American Idol is Over Already?!

What the — American Idol is over already?! Ah man, I was just getting into it. At first I thought it was kind of stupid, you know, how so many people were getting killed in such a small town? But one day I just decided to go with it, and after that I was totally hooked. Angela’s great (although I don’t know when her character found time to write books!), I like Sheriff Metzger a lot, and the endings always surprised me. But then, today, someone tells me that the last American Idol episode was yesterday. What a bummer.

Oh well, at least my other favorite show, Law & Order: Special Victims Unit is still on the air. I love dolphins!

Axe To Grind

Do you think run-of-the-mill murderers get upset about the undue recognition axe murderers get? Man, I would. It’s all so unfair. You shoot someone and you’re not a Gun Murderer, or you cook your roommate some Drano Waffles and you’re not a Household Cleanser Murderer, but you whack one measely guy with a hatchet and suddenly you’re in a class of your own. I guess cannibals get singled-out too, but, you know, if you’re willing to go that extra mile and eat someone, I figure you’re entitled to some extra credit. Axe murderers, though — those guys are getting something for nothing. They’re a bunch of glory hogs, that’s the real problem.

All Your Basedow Are Belong to Us

Most afternoons I go to the gym to to get a healthy dose of exercise and an unhealthy dose of daytime tv. They have six or seven sets on the wall, which means you can watch pretty much anything from “Fifth Wheel” to “Lou Dobbs Moneyline.” (Note: Watching C-Span while listening to the audio of Jerry Springer, or vice versa, is vastly more entertaining than watching either of the programs in their original forms.). The nadir of daytime tv, of course, is daytime tv advertising, a huge wasteland of Shady Characters Trying To Sell You Stuff You Obviously Don’t Need. Garlic choppers, 14-volume “Best of the 80’s” CD sets, liability lawyers — you know what I’m talkin’ about.

Of particular interest to the patrons of the gym are the endless ads for “Get Fit Fast!” schemes and paraphernalia . You can’t help but feel a sorry for some chump who would buy a geegaw in the hopes of losing twenty pounds in two weeks, when you yourself have lost half that amount by using the stationary bike every day for six months.

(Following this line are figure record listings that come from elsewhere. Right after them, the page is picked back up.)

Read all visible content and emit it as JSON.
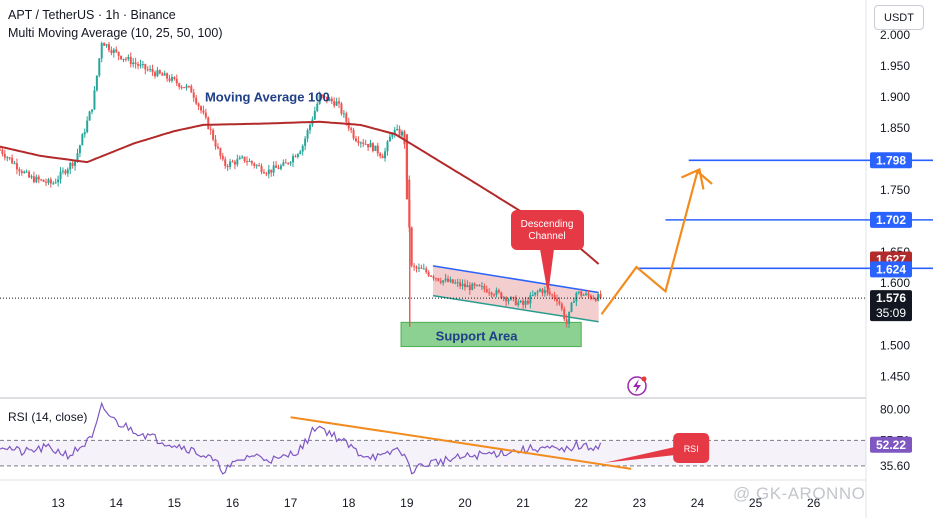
{
  "header": {
    "symbol_line": "APT / TetherUS · 1h · Binance",
    "indicator_line": "Multi Moving Average (10, 25, 50, 100)"
  },
  "currency_button": "USDT",
  "rsi_header": "RSI (14, close)",
  "watermark": "@ GK-ARONNO",
  "colors": {
    "up": "#26a69a",
    "down": "#ef5350",
    "ma100": "#b22a2a",
    "ma_short": "#7a0f0f",
    "rsi_line": "#7e57c2",
    "blue_level": "#2962ff",
    "orange": "#f28c1e",
    "channel_border": "#2962ff",
    "channel_fill": "#e9a6a6",
    "support_fill": "#78c87f",
    "tag_red": "#e63946"
  },
  "chart_data": {
    "type": "candlestick",
    "symbol": "APT / TetherUS",
    "timeframe": "1h",
    "exchange": "Binance",
    "x_ticks": [
      "13",
      "14",
      "15",
      "16",
      "17",
      "18",
      "19",
      "20",
      "21",
      "22",
      "23",
      "24",
      "25",
      "26"
    ],
    "x_tick_days": [
      13,
      14,
      15,
      16,
      17,
      18,
      19,
      20,
      21,
      22,
      23,
      24,
      25,
      26
    ],
    "x_range": [
      12.0,
      26.9
    ],
    "price_axis": {
      "ticks": [
        "2.000",
        "1.950",
        "1.900",
        "1.850",
        "1.800",
        "1.750",
        "1.650",
        "1.600",
        "1.550",
        "1.500",
        "1.450"
      ],
      "tick_values": [
        2.0,
        1.95,
        1.9,
        1.85,
        1.8,
        1.75,
        1.65,
        1.6,
        1.55,
        1.5,
        1.45
      ],
      "range": [
        1.42,
        2.04
      ]
    },
    "price_series_knots": [
      [
        12.0,
        1.815
      ],
      [
        12.5,
        1.77
      ],
      [
        12.9,
        1.76
      ],
      [
        13.3,
        1.8
      ],
      [
        13.6,
        1.89
      ],
      [
        13.75,
        1.99
      ],
      [
        14.0,
        1.97
      ],
      [
        14.5,
        1.945
      ],
      [
        14.9,
        1.93
      ],
      [
        15.3,
        1.91
      ],
      [
        15.6,
        1.85
      ],
      [
        15.85,
        1.79
      ],
      [
        16.2,
        1.8
      ],
      [
        16.6,
        1.78
      ],
      [
        16.9,
        1.79
      ],
      [
        17.2,
        1.82
      ],
      [
        17.5,
        1.9
      ],
      [
        17.8,
        1.89
      ],
      [
        18.1,
        1.835
      ],
      [
        18.4,
        1.82
      ],
      [
        18.6,
        1.805
      ],
      [
        18.75,
        1.845
      ],
      [
        18.95,
        1.84
      ],
      [
        19.02,
        1.73
      ],
      [
        19.08,
        1.625
      ],
      [
        19.3,
        1.62
      ],
      [
        19.6,
        1.605
      ],
      [
        20.0,
        1.595
      ],
      [
        20.4,
        1.59
      ],
      [
        20.75,
        1.575
      ],
      [
        21.0,
        1.565
      ],
      [
        21.3,
        1.59
      ],
      [
        21.6,
        1.575
      ],
      [
        21.75,
        1.535
      ],
      [
        21.9,
        1.585
      ],
      [
        22.1,
        1.58
      ],
      [
        22.35,
        1.576
      ]
    ],
    "moving_average_100": [
      [
        12.0,
        1.82
      ],
      [
        12.7,
        1.805
      ],
      [
        13.5,
        1.795
      ],
      [
        14.3,
        1.825
      ],
      [
        15.0,
        1.845
      ],
      [
        15.5,
        1.855
      ],
      [
        16.5,
        1.857
      ],
      [
        17.5,
        1.86
      ],
      [
        18.2,
        1.855
      ],
      [
        18.8,
        1.84
      ],
      [
        19.5,
        1.8
      ],
      [
        20.2,
        1.76
      ],
      [
        20.8,
        1.725
      ],
      [
        21.5,
        1.685
      ],
      [
        22.0,
        1.655
      ],
      [
        22.35,
        1.627
      ]
    ],
    "current_price": {
      "value": "1.576",
      "countdown": "35:09"
    },
    "price_labels": [
      {
        "value": 1.798,
        "text": "1.798",
        "kind": "resistance"
      },
      {
        "value": 1.702,
        "text": "1.702",
        "kind": "resistance"
      },
      {
        "value": 1.627,
        "text": "1.627",
        "kind": "moving-average"
      },
      {
        "value": 1.624,
        "text": "1.624",
        "kind": "resistance"
      }
    ],
    "horizontal_levels": [
      {
        "value": 1.798,
        "from_day": 23.85,
        "to_day": 25.7
      },
      {
        "value": 1.702,
        "from_day": 23.45,
        "to_day": 25.7
      },
      {
        "value": 1.624,
        "from_day": 22.95,
        "to_day": 25.7
      }
    ],
    "descending_channel": {
      "label": "Descending Channel",
      "upper": [
        [
          19.45,
          1.628
        ],
        [
          22.3,
          1.585
        ]
      ],
      "lower": [
        [
          19.45,
          1.58
        ],
        [
          22.3,
          1.538
        ]
      ]
    },
    "support_area": {
      "label": "Support Area",
      "from_day": 18.9,
      "to_day": 22.0,
      "high": 1.537,
      "low": 1.498
    },
    "projection": [
      [
        22.35,
        1.55
      ],
      [
        22.95,
        1.626
      ],
      [
        23.45,
        1.587
      ],
      [
        24.0,
        1.78
      ],
      [
        24.25,
        1.76
      ]
    ],
    "annotations": [
      {
        "text": "Moving Average 100",
        "day": 16.6,
        "price": 1.893
      },
      {
        "text": "Support Area",
        "day": 20.2,
        "price": 1.508
      }
    ],
    "rsi": {
      "period": 14,
      "source": "close",
      "current": "52.22",
      "levels": [
        "80.00",
        "55.71",
        "35.60"
      ],
      "level_values": [
        80.0,
        55.71,
        35.6
      ],
      "range": [
        26,
        86
      ],
      "series_knots": [
        [
          12.0,
          52
        ],
        [
          12.4,
          46
        ],
        [
          12.8,
          50
        ],
        [
          13.2,
          44
        ],
        [
          13.6,
          58
        ],
        [
          13.75,
          82
        ],
        [
          14.0,
          70
        ],
        [
          14.4,
          62
        ],
        [
          14.8,
          55
        ],
        [
          15.2,
          50
        ],
        [
          15.6,
          42
        ],
        [
          15.85,
          32
        ],
        [
          16.3,
          44
        ],
        [
          16.8,
          40
        ],
        [
          17.2,
          50
        ],
        [
          17.45,
          68
        ],
        [
          17.8,
          58
        ],
        [
          18.2,
          45
        ],
        [
          18.6,
          42
        ],
        [
          18.8,
          49
        ],
        [
          18.95,
          46
        ],
        [
          19.05,
          32
        ],
        [
          19.4,
          38
        ],
        [
          19.8,
          41
        ],
        [
          20.2,
          44
        ],
        [
          20.6,
          46
        ],
        [
          21.0,
          48
        ],
        [
          21.3,
          50
        ],
        [
          21.7,
          47
        ],
        [
          21.9,
          52
        ],
        [
          22.1,
          50
        ],
        [
          22.35,
          52.22
        ]
      ],
      "trendline": [
        [
          17.0,
          74
        ],
        [
          22.0,
          35.6
        ]
      ],
      "projection_arrow": [
        [
          22.4,
          38
        ],
        [
          23.6,
          48
        ]
      ],
      "tag": "RSI"
    }
  }
}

And everyone in the lockerroom gets a big laugh out of those vibrating whatsits which, when strapped to your stomach, promise to melt away the fat like it’s a crayon on the dashboard of a Louisiana Hyundai.

But then there’s John Basedow. His commercials run all the time on every station, and they never fail to strike fear into the hearts of everyone in the midst of working out. The man looks, for all the world, like a living, breathing, poorly-done Photoshop job: the head of the class geek clumsily pasted onto the body of the class jock. He is a terror to behold. And whenever his visage appears on the television screens, you can almost hear people in the gym thinking “Good gravy! Am I going to look like that when I’m totally ripped?!,” as they set down their barbells and slowly back away from the Nautilus machine. Men stop in mid-sit-up and head to the showers, realizing that the ladies would prefer them with beer guts rather than looking like something Frakenstein stitched together from the corpses of Bob Saget and Rambo.


At the gym I frequent there is series of televisions mounted on the wall, so if you find running four miles to be insufficiently taxing you can also watch “Fifth Wheel”. All the programs have captioning at the bottom, allowing you to read the dialog as it’s being said. Noises and other non-verbal communications is shown in brackets, e.g., “I think, like, Terry is, y’know, totally hot and [giggles] like HOT!”

Today I saw an ad demonstrating a new X-box game called “Bloodquake.” During the entire commercial the caption read “[Sound of guns firing]”.

Catchy Name

I’m terrible with names, but I have no trouble remembering the name Enron . Maybe the origin of this moniker is trivial — the founder’s name being Karl Enron or something — but I like to imagine that, like many big corporations these days, the energy company let a cabal of marketing guys intentionally cook up a name that would be easy to say and impossible to forget. And it’s thanks to those guys that people like me, who know very little about the specifics of this boondoggle, can still say “What’s the name of that company, the one that imploded and implicated the Bush administration of all sorts of shady dealing? Oh yeah: Enron!”